In Primary School students are tasked with memorizing their multiplication tables. Taking the time to manually calculate 6×5 is much slower than simply committing the result to memory. This allows more complex math to be processed quicker as the students skills develop. Typically this is limited to numbers up to 12×12, resulting in 144 results to ‘store.’ In computing the same can be done. A ROM can be used as a lookup table for multiplication. The problem is it does not scale well. Handling 4×4-bit multiplication requires a 256×8 ROM (2^{m+n} addresses and m+n outputs). This could be handled by a many ROMs available in the 1970’s. Anything more than 4-bits though was simply not possible. This gave rise to the need for multipliers to calculate the result.

This was a problem TRW set out to rectify in 1976. TRW LSI Products was formed in the 1960’s to commercialize the transistor products that had been developed by Pacific Semiconductors, a division of TRW. It was James Buie who invented the TTL logic gate in 1961 while working for TRW. TTL went on to become the logic standard throughout the 1970’s and 80’s. TRW was involved in aerospace, helping design planes, satellites, and missiles, fields that required processing of signals data, what became known as Digital Signal Processing (DSP). In the 1980’s processors were designed to handle this, such as the TI TMS320 series, but in the 1970’s it had to be done with discrete components. DSP systems had several needed blocks, Fast ADCs, ALUs, and multipliers. TRW invented fast ADCs to handle the inputs, and ALUs were available such as AMDs Am2901 or even the TTL series 74181s. Multipliers however were not widely available, especially for large bit-widths.

TRW’s first multiplier was a custom device to work with their own avionics processing system. It was made on a Bipolar process, and multiplexed the entire product, using around 40 pins total (the entire product was multiplexed with the operands). It could handle a multiply in 330ns worst case. Interestingly yields of the device were considered ‘excellent’ at 3 working devices per wafer (out of 19 per wafer (most likely a 2″ wafer)). Today, yields like that would be completely unacceptable.

TRW designed the MPY-16AJ as a brute-force 16×16 multiplier. It was designed on a Bipolar process with around 3600 gates. It implements a series of AND gates and CARRY-SAVE-ADDERS to implement the multiplication. There are faster methods, but they come at the cost of complexity and power draw. As designed the the MPY-16AJ dissipates 5 Watts while handling a signed (2’s complement) multiplication in a worse case 230ns). They MPY16 was packaged in a large 64-pin package to limit the # of pins that had to be multiplexed. The lower 16-bits of the product are multiplexed with one of the operands.
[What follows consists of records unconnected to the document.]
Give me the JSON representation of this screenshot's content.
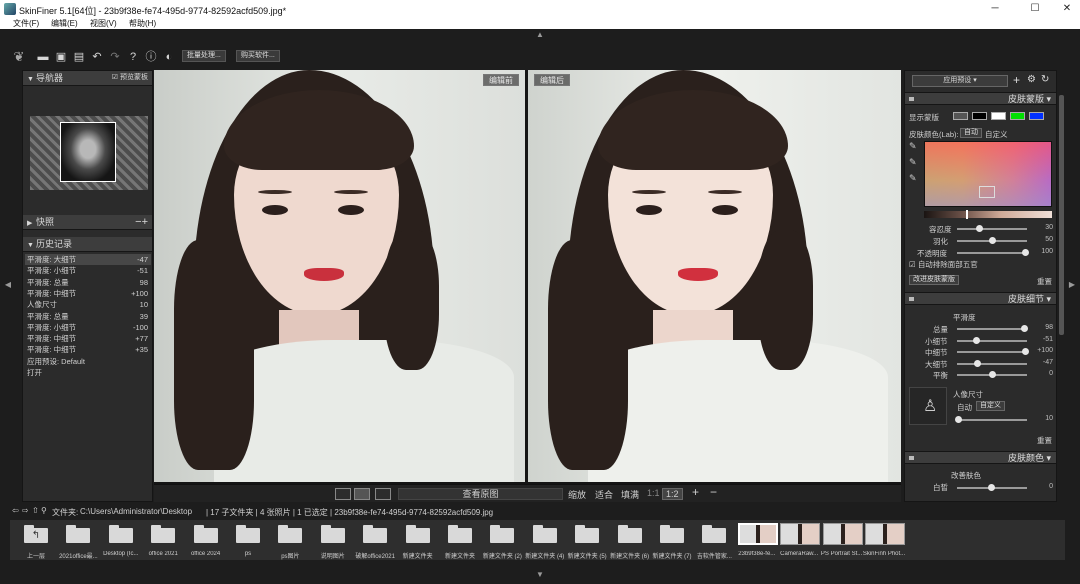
{
  "titlebar": {
    "title": "SkinFiner 5.1[64位] - 23b9f38e-fe74-495d-9774-82592acfd509.jpg*",
    "minimize": "─",
    "maximize": "☐",
    "close": "✕"
  },
  "menu": {
    "file": "文件(F)",
    "edit": "编辑(E)",
    "view": "视图(V)",
    "help": "帮助(H)"
  },
  "toolbar": {
    "batch": "批量处理...",
    "buy": "购买软件..."
  },
  "navigator": {
    "title": "导航器",
    "preview_check": "预览蒙板"
  },
  "snapshot": {
    "title": "快照"
  },
  "history": {
    "title": "历史记录",
    "rows": [
      {
        "label": "平滑度: 大细节",
        "value": "-47"
      },
      {
        "label": "平滑度: 小细节",
        "value": "-51"
      },
      {
        "label": "平滑度: 总量",
        "value": "98"
      },
      {
        "label": "平滑度: 中细节",
        "value": "+100"
      },
      {
        "label": "人像尺寸",
        "value": "10"
      },
      {
        "label": "平滑度: 总量",
        "value": "39"
      },
      {
        "label": "平滑度: 小细节",
        "value": "-100"
      },
      {
        "label": "平滑度: 中细节",
        "value": "+77"
      },
      {
        "label": "平滑度: 中细节",
        "value": "+35"
      },
      {
        "label": "应用预设: Default",
        "value": ""
      },
      {
        "label": "打开",
        "value": ""
      }
    ]
  },
  "canvas": {
    "before_tag": "编辑前",
    "after_tag": "编辑后",
    "view_original": "查看原图",
    "zoom": "缩放",
    "fit": "适合",
    "fill": "填满",
    "ratio1": "1:1",
    "ratio2": "1:2"
  },
  "right": {
    "preset": "应用预设",
    "skin_mask": {
      "title": "皮肤蒙版",
      "show_mask": "显示蒙版",
      "skin_color": "皮肤颜色(Lab):",
      "auto": "自动",
      "custom": "自定义",
      "tolerance": "容忍度",
      "tolerance_val": "30",
      "feather": "羽化",
      "feather_val": "50",
      "opacity": "不透明度",
      "opacity_val": "100",
      "auto_exclude": "自动排除面部五官",
      "improve_btn": "改进皮肤蒙版",
      "reset": "重置"
    },
    "skin_detail": {
      "title": "皮肤细节",
      "smooth_label": "平滑度",
      "rows": [
        {
          "label": "总量",
          "value": "98",
          "pct": 0.98
        },
        {
          "label": "小细节",
          "value": "-51",
          "pct": 0.25
        },
        {
          "label": "中细节",
          "value": "+100",
          "pct": 1.0
        },
        {
          "label": "大细节",
          "value": "-47",
          "pct": 0.27
        },
        {
          "label": "平衡",
          "value": "0",
          "pct": 0.5
        }
      ],
      "portrait": "人像尺寸",
      "p_auto": "自动",
      "p_custom": "自定义",
      "p_val": "10",
      "reset": "重置"
    },
    "skin_color": {
      "title": "皮肤颜色",
      "sub": "改善肤色",
      "whiten": "白皙",
      "whiten_val": "0"
    }
  },
  "filebar": {
    "prefix": "文件夹:",
    "path": "C:\\Users\\Administrator\\Desktop",
    "info": "| 17 子文件夹 | 4 张照片 | 1 已选定 | 23b9f38e-fe74-495d-9774-82592acfd509.jpg"
  },
  "filmstrip": [
    {
      "kind": "up",
      "caption": "上一层"
    },
    {
      "kind": "folder",
      "caption": "2021office最..."
    },
    {
      "kind": "folder",
      "caption": "Desktop (Ic..."
    },
    {
      "kind": "folder",
      "caption": "office 2021"
    },
    {
      "kind": "folder",
      "caption": "office 2024"
    },
    {
      "kind": "folder",
      "caption": "ps"
    },
    {
      "kind": "folder",
      "caption": "ps图片"
    },
    {
      "kind": "folder",
      "caption": "说明图片"
    },
    {
      "kind": "folder",
      "caption": "破解office2021"
    },
    {
      "kind": "folder",
      "caption": "新建文件夹"
    },
    {
      "kind": "folder",
      "caption": "新建文件夹"
    },
    {
      "kind": "folder",
      "caption": "新建文件夹 (2)"
    },
    {
      "kind": "folder",
      "caption": "新建文件夹 (4)"
    },
    {
      "kind": "folder",
      "caption": "新建文件夹 (5)"
    },
    {
      "kind": "folder",
      "caption": "新建文件夹 (6)"
    },
    {
      "kind": "folder",
      "caption": "新建文件夹 (7)"
    },
    {
      "kind": "folder",
      "caption": "吉软件管家..."
    },
    {
      "kind": "photo",
      "caption": "23b9f38e-fe..."
    },
    {
      "kind": "photo",
      "caption": "CameraRaw..."
    },
    {
      "kind": "photo",
      "caption": "PS Portrait St..."
    },
    {
      "kind": "photo",
      "caption": "SkinFinh Phot..."
    }
  ]
}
This is acceptable as in many applications the upper 16-bits of the product are sufficient accuracy. The 64-pin package allowed for not less multiplexing, but also a much larger surface for heat dissipation. A heatsink was also affixed to the package as well.

Later versions of the MPY-16 added support for unsigned multiplication as well (the MPY16H) and became the standard for 16-bit multipliers. Compatible multipliers were made by Analog Devices (ADSP1016, 40-50ns at 150mW) and LOGIC LMU16/216) in CMOS, by Weitek (WTL1516/A/B, 50-100ns at 0.9-1.8W) in NMOS, by Synertek (SY66016 100ns at 1.5W) in HMOS, by AMD (Am29516 38ns at 4W) in ECL, as well as many others. These were implemented internally with different processes, and different multiplier algorithms but externally they all mimicked the standard TRW MPY16J and served as the basis of many signal processing and high end math computers. As a testament to their usefulness, the MPY16 was also copied by the USSR as the 1802VR5. The TRW MPY16 was last made in the mid-1980’s but its clones continued to be made into the 1990’s. Today its functions can be handled by any DSP, CPU or even coded into a FPGA, but for a time, the MPY16 multiplied the efficiency of many processing systems.